Trois points émergent dans mes priorités en termes de réforme de l’organisation. Premièrement, l’OMS a absolument besoin d’un renforcement de son financement afin qu’il soit durable et non lié aux préférences des bailleurs de fonds. L’OMS ne peut pas être une institution forte si elle a toujours un budget aussi indigent et qu’elle ne contrôle qu’un quart de ce budget. Deuxièmement, les dirigeants politiques doivent impérativement et publiquement soutenir l’OMS quand certains pays ne sont pas prêts à communiquer rapidement au sujet de l’émergence d’une épidémie et ne coopèrent pas pleinement avec l’agence onusienne.

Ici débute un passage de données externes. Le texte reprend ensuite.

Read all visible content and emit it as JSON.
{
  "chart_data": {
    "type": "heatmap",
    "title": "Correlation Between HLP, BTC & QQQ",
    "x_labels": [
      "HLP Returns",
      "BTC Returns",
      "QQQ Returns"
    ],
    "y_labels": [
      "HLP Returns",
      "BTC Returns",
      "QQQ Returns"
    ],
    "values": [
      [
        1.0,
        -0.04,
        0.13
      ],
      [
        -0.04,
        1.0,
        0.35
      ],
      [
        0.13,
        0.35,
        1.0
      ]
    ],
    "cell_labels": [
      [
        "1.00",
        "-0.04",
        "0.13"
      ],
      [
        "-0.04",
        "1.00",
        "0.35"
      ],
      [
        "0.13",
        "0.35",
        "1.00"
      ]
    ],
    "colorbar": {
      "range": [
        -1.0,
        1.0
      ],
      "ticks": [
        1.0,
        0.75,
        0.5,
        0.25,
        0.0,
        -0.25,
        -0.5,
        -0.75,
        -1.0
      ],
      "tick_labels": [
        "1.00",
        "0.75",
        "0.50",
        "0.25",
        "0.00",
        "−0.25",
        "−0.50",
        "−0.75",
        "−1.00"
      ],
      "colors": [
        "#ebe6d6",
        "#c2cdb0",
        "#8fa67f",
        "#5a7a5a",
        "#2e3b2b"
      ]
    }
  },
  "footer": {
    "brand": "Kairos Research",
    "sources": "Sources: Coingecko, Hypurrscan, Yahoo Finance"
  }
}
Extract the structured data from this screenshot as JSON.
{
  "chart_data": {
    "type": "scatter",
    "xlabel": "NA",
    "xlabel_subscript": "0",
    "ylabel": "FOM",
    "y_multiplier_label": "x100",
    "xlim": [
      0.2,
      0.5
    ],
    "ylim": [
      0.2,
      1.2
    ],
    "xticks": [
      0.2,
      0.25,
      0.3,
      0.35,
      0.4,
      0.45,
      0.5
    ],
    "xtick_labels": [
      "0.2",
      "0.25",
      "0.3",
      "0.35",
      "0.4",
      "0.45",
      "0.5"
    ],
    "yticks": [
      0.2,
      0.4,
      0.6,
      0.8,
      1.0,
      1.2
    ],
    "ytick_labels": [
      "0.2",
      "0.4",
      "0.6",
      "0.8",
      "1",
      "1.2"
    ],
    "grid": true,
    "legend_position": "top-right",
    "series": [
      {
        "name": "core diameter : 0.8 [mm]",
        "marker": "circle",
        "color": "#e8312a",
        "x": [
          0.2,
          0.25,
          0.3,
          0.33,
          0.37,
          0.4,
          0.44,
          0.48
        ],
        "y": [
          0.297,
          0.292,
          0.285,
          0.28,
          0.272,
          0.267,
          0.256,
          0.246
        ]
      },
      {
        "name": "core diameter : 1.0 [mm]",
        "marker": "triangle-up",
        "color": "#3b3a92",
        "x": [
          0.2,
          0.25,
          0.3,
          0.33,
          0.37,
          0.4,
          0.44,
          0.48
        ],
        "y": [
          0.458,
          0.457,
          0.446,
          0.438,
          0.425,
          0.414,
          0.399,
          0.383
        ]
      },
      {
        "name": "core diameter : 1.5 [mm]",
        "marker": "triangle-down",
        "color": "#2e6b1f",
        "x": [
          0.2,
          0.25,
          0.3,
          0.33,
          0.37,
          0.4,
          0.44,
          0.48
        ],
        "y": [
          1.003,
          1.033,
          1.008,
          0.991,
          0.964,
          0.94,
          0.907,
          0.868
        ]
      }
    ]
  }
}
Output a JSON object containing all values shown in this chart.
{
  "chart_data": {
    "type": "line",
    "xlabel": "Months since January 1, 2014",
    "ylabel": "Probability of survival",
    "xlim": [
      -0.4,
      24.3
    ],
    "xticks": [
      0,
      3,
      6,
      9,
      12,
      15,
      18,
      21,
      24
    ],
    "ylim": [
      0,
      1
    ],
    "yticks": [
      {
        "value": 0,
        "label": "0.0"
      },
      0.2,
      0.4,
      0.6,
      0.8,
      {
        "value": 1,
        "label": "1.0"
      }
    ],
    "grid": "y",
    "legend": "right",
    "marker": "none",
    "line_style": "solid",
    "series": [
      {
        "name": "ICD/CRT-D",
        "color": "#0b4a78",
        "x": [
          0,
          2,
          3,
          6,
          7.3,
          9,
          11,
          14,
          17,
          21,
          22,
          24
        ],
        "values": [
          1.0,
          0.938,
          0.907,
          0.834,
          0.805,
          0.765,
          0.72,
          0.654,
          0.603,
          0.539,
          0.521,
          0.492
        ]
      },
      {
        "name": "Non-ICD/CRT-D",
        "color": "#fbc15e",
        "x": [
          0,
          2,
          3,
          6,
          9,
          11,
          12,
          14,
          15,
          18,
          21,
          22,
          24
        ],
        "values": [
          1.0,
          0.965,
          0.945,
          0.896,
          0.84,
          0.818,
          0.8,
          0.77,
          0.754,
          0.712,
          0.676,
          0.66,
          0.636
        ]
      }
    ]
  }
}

En périodes de crise, on l’a clairement vu: il y a souvent eu un manque marqué de soutien politique et diplomatique pour l’OMS. Troisièmement, l’OMS doit avoir le pouvoir légal de vérifier de façon indépendante ce que communiquent les Etats et d’accéder aux territoires souverains des Etats quand cela s’avère absolument nécessaire pour éviter une pandémie.

Faut-il conférer à l’OMS un pouvoir de sanctions?

Oui, il est vraiment temps que l’OMS dispose d’un pouvoir de sanctions dans le cadre du Règlement sanitaire international. Après autant d’épidémies comme le SRAS, MERS et Ebola, il est impératif de doper le RSI pour donner à l’OMS le pouvoir dont elle a besoin.